Je zou dit perspectief bijna duiden als materialisme in marxistische zin, de oorsprong van al onze geestelijke waarden in de materie en het lichaam, een oorsprong waarnaar we voortdurend kunnen terugkeren om ons te heroriënteren. De zwarte gemarginaliseerde medemens symboliseert dit materialisme vanwege zijn armoedige afkomst en houdt die symbolische positie vol dankzij de relatieve marginalisering van de zwarten in de kapitalistische samenleving. Maar zo simpel ligt het niet, want aan het eind verdient Jordan vele miljoenen en deelt hij volop in de roem en aandacht van de dominante klasse.

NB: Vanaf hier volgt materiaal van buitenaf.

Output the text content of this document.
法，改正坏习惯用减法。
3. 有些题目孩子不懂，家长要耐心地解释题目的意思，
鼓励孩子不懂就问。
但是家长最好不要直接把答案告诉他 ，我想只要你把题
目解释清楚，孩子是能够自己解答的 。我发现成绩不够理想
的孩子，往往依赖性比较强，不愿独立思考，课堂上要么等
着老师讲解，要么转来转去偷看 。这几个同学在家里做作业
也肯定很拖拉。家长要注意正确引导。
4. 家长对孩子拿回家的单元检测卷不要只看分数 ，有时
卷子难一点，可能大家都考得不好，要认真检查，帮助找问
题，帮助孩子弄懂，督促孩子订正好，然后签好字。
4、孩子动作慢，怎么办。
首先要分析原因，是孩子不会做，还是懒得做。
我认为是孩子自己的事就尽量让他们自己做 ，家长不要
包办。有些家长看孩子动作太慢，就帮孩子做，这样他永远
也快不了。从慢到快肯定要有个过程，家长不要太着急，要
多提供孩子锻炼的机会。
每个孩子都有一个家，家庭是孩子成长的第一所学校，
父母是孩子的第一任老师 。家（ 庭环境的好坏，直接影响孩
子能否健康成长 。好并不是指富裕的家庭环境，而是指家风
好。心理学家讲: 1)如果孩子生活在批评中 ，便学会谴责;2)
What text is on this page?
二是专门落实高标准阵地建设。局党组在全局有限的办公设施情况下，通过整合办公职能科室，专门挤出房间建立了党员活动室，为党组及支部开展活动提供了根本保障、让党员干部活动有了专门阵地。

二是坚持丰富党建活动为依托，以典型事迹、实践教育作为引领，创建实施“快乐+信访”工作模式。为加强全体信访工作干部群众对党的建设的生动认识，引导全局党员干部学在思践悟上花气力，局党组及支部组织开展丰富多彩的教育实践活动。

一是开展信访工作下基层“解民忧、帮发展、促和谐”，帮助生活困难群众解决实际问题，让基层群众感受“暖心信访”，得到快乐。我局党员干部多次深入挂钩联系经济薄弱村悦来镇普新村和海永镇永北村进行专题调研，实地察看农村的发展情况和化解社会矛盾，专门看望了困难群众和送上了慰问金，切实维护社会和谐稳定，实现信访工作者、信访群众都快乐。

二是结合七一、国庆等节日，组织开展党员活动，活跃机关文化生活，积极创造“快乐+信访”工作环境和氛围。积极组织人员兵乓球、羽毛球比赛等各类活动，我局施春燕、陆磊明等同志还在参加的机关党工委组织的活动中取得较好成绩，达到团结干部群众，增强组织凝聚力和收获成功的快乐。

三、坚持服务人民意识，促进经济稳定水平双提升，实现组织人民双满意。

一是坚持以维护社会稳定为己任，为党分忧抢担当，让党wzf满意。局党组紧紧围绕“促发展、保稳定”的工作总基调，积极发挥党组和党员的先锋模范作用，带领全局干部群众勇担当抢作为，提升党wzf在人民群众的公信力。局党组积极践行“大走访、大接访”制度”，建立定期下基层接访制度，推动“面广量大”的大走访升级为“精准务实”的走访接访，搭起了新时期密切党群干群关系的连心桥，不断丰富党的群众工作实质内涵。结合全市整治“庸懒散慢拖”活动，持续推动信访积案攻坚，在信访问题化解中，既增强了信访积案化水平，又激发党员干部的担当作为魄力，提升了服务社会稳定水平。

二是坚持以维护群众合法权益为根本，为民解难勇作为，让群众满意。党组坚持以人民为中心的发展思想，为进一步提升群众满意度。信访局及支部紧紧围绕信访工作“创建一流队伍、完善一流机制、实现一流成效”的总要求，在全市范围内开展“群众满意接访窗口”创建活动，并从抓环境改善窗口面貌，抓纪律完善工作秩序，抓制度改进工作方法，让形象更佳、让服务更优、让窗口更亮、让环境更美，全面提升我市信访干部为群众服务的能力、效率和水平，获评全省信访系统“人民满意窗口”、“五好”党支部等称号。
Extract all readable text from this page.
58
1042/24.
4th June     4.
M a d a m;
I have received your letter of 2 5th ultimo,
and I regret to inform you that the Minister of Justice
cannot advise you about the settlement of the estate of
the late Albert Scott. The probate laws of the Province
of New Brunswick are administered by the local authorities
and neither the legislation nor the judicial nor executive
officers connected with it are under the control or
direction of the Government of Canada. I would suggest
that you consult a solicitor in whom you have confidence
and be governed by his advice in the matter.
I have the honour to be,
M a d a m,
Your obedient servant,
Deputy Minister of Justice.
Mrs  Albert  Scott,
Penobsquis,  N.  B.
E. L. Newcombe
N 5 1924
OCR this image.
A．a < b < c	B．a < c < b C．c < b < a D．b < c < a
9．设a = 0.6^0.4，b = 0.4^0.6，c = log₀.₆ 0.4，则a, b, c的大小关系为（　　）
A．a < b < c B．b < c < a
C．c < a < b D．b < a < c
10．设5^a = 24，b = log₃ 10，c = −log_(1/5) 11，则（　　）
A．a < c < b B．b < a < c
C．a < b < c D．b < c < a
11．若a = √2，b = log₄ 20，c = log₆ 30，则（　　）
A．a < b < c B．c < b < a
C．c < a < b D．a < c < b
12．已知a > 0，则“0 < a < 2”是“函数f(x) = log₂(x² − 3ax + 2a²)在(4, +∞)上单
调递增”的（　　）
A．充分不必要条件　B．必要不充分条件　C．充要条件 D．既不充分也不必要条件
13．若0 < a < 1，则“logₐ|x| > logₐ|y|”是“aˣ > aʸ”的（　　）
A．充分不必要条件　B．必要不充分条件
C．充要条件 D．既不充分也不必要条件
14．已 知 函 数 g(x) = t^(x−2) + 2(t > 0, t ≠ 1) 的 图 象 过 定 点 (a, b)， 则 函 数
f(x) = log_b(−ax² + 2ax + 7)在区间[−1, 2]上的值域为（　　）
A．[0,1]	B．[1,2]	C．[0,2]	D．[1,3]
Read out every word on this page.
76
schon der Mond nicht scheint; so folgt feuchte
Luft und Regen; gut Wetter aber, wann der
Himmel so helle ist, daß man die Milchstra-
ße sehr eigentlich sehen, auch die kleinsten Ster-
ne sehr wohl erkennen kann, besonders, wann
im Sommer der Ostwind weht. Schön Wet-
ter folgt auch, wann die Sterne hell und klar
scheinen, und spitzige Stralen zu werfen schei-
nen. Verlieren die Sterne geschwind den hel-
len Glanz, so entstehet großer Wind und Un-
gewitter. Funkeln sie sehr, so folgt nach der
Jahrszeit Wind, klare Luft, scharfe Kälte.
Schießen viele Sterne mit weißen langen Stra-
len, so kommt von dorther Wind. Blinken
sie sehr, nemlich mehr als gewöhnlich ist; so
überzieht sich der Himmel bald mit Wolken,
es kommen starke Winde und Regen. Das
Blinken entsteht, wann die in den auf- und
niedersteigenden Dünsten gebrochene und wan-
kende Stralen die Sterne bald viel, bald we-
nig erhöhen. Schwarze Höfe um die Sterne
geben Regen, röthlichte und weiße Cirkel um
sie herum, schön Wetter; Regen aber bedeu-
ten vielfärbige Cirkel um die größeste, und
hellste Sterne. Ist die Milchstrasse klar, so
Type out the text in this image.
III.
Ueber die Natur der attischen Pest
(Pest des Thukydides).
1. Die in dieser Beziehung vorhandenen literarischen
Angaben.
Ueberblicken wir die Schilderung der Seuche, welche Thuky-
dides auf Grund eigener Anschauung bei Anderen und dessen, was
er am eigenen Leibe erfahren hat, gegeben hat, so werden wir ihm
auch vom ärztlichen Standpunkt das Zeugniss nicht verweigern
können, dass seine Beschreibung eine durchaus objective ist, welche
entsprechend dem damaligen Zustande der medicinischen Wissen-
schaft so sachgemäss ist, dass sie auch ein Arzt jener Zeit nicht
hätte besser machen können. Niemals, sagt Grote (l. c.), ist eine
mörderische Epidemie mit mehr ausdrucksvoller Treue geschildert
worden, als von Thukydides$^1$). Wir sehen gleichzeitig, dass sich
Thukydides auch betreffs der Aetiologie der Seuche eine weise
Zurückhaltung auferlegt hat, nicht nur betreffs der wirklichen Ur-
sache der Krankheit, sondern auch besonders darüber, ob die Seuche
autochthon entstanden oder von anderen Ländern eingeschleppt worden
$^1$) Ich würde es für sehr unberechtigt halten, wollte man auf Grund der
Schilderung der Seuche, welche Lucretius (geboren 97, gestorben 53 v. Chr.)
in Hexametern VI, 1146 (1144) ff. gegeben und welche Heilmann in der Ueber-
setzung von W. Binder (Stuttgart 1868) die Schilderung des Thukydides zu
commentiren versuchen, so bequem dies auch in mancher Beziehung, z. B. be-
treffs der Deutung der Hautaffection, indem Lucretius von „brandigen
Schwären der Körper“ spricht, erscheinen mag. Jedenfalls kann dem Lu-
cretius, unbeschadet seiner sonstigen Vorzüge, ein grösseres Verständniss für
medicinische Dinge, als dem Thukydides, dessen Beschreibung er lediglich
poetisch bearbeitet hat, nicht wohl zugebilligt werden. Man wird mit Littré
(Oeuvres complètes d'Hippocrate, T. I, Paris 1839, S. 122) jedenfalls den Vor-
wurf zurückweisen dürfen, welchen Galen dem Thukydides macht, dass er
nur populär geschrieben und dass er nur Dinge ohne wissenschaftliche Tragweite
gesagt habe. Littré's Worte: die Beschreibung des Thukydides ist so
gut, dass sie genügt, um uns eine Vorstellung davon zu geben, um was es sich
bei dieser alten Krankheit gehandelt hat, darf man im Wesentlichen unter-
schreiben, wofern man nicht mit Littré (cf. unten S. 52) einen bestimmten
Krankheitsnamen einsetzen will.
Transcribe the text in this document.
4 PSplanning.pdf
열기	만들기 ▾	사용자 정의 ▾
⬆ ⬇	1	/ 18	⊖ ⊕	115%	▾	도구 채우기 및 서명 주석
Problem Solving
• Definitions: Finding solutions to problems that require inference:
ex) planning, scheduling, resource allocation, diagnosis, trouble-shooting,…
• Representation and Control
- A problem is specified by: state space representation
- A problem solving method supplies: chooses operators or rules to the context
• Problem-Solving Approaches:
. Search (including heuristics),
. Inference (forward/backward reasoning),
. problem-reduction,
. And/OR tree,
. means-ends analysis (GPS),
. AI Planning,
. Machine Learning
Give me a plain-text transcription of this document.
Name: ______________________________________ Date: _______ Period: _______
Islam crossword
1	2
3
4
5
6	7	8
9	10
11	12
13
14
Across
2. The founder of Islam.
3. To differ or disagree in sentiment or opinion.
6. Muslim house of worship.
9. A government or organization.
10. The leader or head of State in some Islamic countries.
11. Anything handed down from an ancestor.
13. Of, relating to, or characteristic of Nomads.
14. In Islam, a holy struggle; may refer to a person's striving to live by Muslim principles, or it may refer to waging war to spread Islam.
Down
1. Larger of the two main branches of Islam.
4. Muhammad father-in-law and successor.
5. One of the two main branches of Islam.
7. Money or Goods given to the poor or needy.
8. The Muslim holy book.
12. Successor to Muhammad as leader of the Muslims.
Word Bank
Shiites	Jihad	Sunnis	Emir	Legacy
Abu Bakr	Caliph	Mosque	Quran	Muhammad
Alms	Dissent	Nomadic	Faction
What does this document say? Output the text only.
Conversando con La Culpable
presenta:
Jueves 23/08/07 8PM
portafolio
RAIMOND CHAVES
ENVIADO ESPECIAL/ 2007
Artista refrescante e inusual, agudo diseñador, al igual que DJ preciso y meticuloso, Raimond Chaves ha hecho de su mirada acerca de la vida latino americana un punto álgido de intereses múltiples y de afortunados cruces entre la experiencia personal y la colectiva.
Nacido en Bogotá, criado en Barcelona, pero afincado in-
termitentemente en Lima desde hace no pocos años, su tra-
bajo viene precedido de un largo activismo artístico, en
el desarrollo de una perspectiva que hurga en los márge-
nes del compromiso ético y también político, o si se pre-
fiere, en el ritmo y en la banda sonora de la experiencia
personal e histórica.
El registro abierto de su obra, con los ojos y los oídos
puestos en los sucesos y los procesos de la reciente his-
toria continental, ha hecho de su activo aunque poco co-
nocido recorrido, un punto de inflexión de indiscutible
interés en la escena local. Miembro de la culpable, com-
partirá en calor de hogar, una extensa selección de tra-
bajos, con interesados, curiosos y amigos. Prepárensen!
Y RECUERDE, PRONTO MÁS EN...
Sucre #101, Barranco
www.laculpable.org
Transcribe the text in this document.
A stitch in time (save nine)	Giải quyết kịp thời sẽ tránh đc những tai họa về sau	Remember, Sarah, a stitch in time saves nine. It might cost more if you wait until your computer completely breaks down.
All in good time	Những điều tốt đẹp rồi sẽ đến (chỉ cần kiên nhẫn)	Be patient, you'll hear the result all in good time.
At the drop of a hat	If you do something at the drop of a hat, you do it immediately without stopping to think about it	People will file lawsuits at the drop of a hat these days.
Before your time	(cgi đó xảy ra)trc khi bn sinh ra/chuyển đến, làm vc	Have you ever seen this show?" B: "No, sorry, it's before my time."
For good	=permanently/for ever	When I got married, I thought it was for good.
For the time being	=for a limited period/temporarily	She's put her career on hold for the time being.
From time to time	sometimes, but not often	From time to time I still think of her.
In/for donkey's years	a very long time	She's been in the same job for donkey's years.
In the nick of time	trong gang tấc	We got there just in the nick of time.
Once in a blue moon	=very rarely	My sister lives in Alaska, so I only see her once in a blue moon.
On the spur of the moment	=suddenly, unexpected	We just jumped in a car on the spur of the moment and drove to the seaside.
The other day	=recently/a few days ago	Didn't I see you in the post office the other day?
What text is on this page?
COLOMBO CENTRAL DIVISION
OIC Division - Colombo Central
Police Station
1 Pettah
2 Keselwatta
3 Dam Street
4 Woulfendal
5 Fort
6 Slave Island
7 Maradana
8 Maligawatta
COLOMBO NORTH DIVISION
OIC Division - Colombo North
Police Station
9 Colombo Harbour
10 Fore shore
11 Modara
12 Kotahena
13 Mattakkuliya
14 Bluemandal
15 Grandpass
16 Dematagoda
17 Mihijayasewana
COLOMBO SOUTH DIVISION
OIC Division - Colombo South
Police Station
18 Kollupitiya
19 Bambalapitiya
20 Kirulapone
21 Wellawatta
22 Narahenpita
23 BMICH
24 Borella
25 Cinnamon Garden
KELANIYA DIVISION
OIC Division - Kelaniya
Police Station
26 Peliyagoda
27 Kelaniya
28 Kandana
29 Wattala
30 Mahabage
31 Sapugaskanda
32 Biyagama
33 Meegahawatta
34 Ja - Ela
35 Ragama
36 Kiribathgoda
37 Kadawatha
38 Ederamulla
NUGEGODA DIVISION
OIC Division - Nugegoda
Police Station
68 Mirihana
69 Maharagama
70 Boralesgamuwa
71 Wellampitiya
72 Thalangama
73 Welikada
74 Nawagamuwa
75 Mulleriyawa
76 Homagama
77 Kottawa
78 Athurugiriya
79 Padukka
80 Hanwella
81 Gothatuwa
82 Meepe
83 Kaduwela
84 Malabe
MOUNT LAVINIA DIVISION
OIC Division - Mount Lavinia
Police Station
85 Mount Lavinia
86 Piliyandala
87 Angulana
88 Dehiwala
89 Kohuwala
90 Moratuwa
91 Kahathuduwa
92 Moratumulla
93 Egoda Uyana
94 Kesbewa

De titel van de film ('Air') verraadt een alternatief symbolisch model. Het moment waarmee we ons willen identificeren is noch de afzet, noch de overwinning, maar het moment daartussen, als Jordan vliegt. De swoosh van Nike is zeker ook een vleugel, en dat realiseren we ons ineens wanneer we dat helemaal waren vergeten.
Als je de vliegende mens in een beeld probeert te vangen, denk je bijna meteen aan stijgen of vallen. Maar in tweede instantie kan er zoiets optreden als een momentane blik dat het niet uitmaakt. Als je stijgt weet je dat je daarna weer neerploft, als je aan het vallen bent schuiven de mooiste momenten van je leven aan je voorbij. In de bedrijfsfilosofie van Nike verwoordden ze dit in termen van proces en resultaat. Het proces kan beroerd zijn, maar als het resultaat mooi is vergeet je het proces. En - wat Vaccaro ontdekt - zeker ook andersom: als je middenin een proces zit dat zijn eigen schoonheid kent, lijkt het even weinig uit te maken of je op weg bent naar winst of verlies.
De film verbeeldt voor mij zodoende de ontdekking van een leerproces in het binnenste van het kapitalisme, of - met een beeld van mijn favoriete filosofen Agamben en Deleuze - in de plooien van dat kapitalisme (zie deze blog). Wat we in beeld proberen te krijgen is zeker niet alleen de winst, de groei, de overwinning. Het gaat om het genot van de vlucht, het vliegmoment, de sprong. Hoe fout het daarna ook kan gaan, je kunt terugdenken aan die sprong, het begin, het moment dat je nog kwetsbaar was, dat je nog risico's durfde te nemen. Of dat je niets had, en wel móest.
Rond Jordan zien we nog een andere variant. Hij staat daar ergens linksvoor. De favoriete speler staat rechtsvoor, omringd door vier verdedigers. De man met de bal ziet Jordan en passt naar hem, niet naar de favoriet. Jordan gooit de bal van grote afstand, met nog een paar seconden te gaan, relaxed in de basket. Wereldgoal! Het team kan even geloven dat ze dit tot onderdeel van de strategie hadden gemaakt, dat bedrijven weer kans maken met hun strategieën, en tegelijk dat het leven een feest is als we de gokkers en leiders voor aap zetten.
Die hele Jordan doet er eigenlijk nog het allerminst toe. Hij is op dat moment nog niet echt iemand, hij kan als nummer vier van de wereld hoogstens evengoed worden als die andere drie. Hij is dus ook niet echt nieuw, want die andere drie begonnen ook ooit zo. In de film speelt Jordan bijna geen rol. Oké, hij wil wel even mee naar Nike, maar alleen omdat hij moet van zijn moeder. Hij zegt niets, we zien hem alleen van achteren. De persoon, de identiteit, het is een flodderig dingetje aan touwtjes. Soms zijn die touwtjes flodderig, soms staan ze onder stroom.